Operator growth in 2d CFT

We investigate and characterize the dynamics of operator growth in irrational two-dimensional conformal field theories. By employing the oscillator realization of the Virasoro algebra and CFT states, we systematically implement the Lanczos algorithm and evaluate the Krylov complexity of simple operators (primaries and the stress tensor) under a unitary evolution protocol. Evolution of primary operators proceeds as a flow into the 'bath of descendants' of the Verma module. These descendants are labeled by integer partitions and have a one-to-one map to Young diagrams. This relationship allows us to rigorously formulate operator growth as paths spreading along the Young's lattice. We extract quantitative features of these paths and also identify the one that saturates the conjectured upper bound on operator growth.

Automated summary

In this study, the dynamics of operator growth in irrational two-dimensional conformal field theories is systematically characterized using the oscillator realization of the Virasoro algebra and CFT states.
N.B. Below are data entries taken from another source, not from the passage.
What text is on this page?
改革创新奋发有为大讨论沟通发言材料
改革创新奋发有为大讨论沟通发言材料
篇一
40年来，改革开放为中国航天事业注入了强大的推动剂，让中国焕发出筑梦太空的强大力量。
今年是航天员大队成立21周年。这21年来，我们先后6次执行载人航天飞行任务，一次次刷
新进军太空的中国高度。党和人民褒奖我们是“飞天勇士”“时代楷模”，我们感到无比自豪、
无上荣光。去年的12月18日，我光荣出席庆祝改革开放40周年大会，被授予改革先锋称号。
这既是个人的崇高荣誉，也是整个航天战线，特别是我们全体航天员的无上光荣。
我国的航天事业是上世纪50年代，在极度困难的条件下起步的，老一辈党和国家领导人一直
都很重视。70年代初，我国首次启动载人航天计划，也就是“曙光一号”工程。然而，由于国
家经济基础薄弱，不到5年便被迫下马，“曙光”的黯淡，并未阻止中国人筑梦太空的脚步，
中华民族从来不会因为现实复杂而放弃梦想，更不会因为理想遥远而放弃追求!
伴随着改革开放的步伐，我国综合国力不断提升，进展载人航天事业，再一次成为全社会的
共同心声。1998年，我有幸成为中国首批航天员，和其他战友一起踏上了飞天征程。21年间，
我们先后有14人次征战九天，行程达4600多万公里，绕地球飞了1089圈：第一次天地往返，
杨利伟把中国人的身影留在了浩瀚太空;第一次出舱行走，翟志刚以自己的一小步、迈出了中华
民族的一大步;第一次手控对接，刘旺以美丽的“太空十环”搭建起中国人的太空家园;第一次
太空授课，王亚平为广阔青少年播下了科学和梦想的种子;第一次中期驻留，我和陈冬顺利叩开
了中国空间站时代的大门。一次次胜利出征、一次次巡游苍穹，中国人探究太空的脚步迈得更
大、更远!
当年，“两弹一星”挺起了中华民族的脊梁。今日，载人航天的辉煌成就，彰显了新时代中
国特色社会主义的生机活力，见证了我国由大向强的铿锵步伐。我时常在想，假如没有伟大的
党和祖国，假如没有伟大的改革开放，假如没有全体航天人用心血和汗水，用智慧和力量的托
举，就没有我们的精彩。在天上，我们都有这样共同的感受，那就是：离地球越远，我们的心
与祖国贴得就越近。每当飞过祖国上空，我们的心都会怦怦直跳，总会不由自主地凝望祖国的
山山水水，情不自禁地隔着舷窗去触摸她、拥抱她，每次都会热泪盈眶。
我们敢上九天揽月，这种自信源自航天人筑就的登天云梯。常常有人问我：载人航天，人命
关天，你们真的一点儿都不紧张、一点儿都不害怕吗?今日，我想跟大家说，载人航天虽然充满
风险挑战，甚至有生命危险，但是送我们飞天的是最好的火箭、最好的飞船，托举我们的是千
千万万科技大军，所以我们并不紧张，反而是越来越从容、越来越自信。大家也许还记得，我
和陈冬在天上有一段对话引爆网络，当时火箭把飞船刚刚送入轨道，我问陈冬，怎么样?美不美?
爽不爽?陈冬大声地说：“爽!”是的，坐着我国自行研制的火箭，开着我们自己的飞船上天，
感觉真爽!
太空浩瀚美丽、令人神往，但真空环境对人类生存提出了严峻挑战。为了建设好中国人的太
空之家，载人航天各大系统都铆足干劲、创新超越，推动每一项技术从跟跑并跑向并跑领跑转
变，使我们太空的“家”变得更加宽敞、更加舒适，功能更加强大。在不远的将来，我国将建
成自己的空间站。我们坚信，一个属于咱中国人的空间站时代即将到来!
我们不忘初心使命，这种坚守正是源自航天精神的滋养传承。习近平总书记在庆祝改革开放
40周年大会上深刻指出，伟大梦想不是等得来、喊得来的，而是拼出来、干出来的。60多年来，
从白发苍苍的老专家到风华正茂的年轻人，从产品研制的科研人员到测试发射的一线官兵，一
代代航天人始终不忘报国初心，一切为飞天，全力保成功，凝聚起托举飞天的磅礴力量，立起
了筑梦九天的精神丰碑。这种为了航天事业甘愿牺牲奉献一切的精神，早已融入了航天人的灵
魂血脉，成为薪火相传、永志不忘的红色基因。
The evolution of primary operators is found to flow into the 'bath of descendants' of the Verma module, which are labeled by integer partitions and have a one-to-one map to Young diagrams. The relationship between these descendants and Young diagrams rigorously formulates operator growth as paths spreading along the Young's lattice, with quantitative features extracted and a specific path identified that saturates the conjectured upper bound on operator growth.